Des groupes sociaux,opposés et complémentaires, donnent forme à la société dogon : initiés et non-initiés, hommes et femmes, groupes d’âge, cultivateurs et gens dits « castés ». Les classes d’âge sont composées de garçons ayant subi ensemble la circoncision et qui, de ce fait, sont tenus à s’entraider pendant toute leur vie. Depuis cette cérémonie jusqu’après leur mariage, une maison leur est réservée au village. Les filles vivent de la même façon.
Les castes sont formées de tous ceux qui ne cultivent pas la terre ; griots, artisans du fer, du bois du cuir. Les relations sexuelles avec les membres du groupe des cultivateurs leur sont interdites. Ils habitent des quartiers séparés, se marient entre eux et sont organisés en familles étendues comme les autres Dogons.
La mythologie explique l’origine des castes : ainsi le premier forgeron, descendu du ciel dans le grenier céleste, fit pénétrer dans la terre une partie de ses forces afin de la préparer aux moissons, rendues possibles grâce aux outils qu’il fabrique. Il a donc transmis à ses descendants une force vitale amoindrie par rapport à celle des autres Dogons. Mais il peut la reconquérir, à titre personnel, par l’exercice même de son métier, en frappant quotidiennement la terre de sa masse. Ainsi, chez les Dogons, tout est expliqué par la mythologie.
Masques et statuettes
La sculpture dogon, masques et statuettes, est avant tout – comme partout en Afrique- rituelle hormis les objets fabriqués depuis quelques décennies à l’intention des touristes.

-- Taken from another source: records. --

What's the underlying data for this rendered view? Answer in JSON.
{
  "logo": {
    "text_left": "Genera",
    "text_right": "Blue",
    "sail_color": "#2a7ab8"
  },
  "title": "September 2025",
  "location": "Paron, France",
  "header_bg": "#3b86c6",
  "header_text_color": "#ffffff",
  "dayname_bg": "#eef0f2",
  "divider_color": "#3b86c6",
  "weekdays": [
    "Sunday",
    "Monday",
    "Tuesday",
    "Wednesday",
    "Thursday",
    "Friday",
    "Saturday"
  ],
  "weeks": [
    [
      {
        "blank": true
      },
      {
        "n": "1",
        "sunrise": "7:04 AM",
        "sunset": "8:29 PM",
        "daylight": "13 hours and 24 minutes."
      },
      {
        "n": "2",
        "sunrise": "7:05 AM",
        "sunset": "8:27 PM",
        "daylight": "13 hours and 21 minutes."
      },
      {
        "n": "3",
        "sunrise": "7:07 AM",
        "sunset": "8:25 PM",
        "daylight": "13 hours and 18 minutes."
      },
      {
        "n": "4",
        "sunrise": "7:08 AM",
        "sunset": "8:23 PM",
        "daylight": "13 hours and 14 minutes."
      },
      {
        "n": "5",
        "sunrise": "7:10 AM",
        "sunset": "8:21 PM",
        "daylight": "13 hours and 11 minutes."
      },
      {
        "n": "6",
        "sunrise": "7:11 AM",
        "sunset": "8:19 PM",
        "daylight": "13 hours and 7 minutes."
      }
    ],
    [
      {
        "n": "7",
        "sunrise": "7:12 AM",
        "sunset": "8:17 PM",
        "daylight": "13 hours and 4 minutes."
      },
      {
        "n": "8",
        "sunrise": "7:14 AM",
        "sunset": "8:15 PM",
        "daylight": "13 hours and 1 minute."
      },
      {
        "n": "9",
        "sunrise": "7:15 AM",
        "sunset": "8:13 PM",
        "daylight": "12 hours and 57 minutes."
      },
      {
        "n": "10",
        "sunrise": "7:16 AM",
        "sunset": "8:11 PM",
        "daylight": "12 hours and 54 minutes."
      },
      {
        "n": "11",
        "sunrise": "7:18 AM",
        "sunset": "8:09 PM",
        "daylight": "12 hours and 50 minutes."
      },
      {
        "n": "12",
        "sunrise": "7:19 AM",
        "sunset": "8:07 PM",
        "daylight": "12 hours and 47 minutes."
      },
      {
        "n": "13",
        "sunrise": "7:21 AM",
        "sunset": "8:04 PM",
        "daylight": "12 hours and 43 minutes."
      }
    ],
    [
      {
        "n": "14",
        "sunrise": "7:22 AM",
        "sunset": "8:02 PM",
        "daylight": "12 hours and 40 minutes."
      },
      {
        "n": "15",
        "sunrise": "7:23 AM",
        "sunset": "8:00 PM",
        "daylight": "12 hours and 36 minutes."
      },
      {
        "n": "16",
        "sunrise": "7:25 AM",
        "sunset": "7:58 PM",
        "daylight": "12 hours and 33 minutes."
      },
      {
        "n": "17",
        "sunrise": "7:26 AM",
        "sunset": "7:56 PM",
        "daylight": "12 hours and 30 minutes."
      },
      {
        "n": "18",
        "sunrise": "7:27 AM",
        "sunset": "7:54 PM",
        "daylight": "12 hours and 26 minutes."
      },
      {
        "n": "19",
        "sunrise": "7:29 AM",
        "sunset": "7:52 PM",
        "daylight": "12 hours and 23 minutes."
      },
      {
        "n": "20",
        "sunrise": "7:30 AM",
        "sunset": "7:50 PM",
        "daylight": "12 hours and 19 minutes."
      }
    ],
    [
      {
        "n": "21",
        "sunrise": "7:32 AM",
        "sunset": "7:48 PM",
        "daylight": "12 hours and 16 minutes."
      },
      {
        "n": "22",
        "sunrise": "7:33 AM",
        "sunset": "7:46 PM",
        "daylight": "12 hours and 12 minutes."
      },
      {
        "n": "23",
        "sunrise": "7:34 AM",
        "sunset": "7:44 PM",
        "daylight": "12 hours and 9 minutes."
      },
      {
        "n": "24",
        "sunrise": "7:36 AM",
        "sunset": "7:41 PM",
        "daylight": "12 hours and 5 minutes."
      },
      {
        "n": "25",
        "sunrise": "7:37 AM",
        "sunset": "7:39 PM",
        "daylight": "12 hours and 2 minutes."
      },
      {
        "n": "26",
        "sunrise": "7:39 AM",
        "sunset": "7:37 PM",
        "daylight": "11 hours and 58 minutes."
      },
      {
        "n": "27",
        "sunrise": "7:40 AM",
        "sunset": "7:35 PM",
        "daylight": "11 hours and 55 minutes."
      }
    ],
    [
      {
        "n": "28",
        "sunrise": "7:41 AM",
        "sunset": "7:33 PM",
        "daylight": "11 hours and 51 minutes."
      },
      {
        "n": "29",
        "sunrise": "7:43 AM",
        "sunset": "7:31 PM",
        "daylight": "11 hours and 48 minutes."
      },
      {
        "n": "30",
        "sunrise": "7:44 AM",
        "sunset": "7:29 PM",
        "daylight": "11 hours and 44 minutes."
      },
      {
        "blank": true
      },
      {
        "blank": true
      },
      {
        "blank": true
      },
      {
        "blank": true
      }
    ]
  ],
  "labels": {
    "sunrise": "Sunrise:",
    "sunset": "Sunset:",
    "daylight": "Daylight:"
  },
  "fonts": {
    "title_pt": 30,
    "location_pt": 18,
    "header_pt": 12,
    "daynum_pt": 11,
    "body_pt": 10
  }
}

Les statuettes – les authentiques - conservées dans des sanctuaires familiaux représentent des ancêtres ou des êtres mythiques. Beaucoup d’entre elles ont été volées et se trouvent aujourd’hui dans les musées européens ou américains. Certaines d’entre elles, les plus anciennes probablement, ont été trouvées à demi enfouies dans des grottes, couvertes d’un dépôt rougeâtre épais, sang d’animaux sacrifiés. Les Dogons, les attribuent aux Tellem, leurs prédécesseurs dans les falaises de Bandiagara, bien que la similitude de leur style avec les œuvres plus récentes indique une origine dogon.
La diversité des formes remarquable : ancêtre féminin traité de façon réaliste, sans rigidité, le visage témoignant de la pensée ; Nommo bisexué,les bras haut dressés, monté sur un cheval ; vieillard dont la métamorphose en serpent est indiquée par l‘aspect onduleux du bois choisi par l’artiste. La force et la vie de la sculpture dogon traduisent celle de la mythologie et du rituel. Ces statuettes en bois sont l’œuvre des forgerons, qui en font aussi de plus abstraites, en fer, aux bras sans articulations comme l’étaient, selon le mythe, ceux des premiers êtres avant leur chute sur la terre.
Les masques,au contraire, ne sont pas sculptés par des spécialistes, mais par ceux qui les portent à l’occasion de cérémonies comme les levées de deuil. La face est simplifiée à l’extrême, inscrite dans un rectangle coupé par la saillie verticale du nez. Ils sont parfois surmontés de cimiers, dont le plus connu est une sorte de croix de Lorraine à valeur symbolique. Chaque masque est complété par un costume achevant de caractériser le personnage mythologique représenté par le danseur. La sortie des masques est une espèce de grand ballet dramatique, qui rappelle aux Dogons la conception précise et complète du monde que leur transmettent les générations précédentes.
Le maître de ces mystères, la plus haute autorité spirituelle, le grand initié qui dirige certains cultes et ordonne le rituel des cérémonies est le Hogon, l’homme le plus âgé et le plus respectable de la communauté. Mais son fonction de grand prêtre du Lébé, nom d’un des ancêtres primitifs qui se réincarne en serpent, lui confère d’étranges particularités : chaque nuit, dit la légende, un serpent vient l’enduire de sa bave, lui redonnant sa force vitale.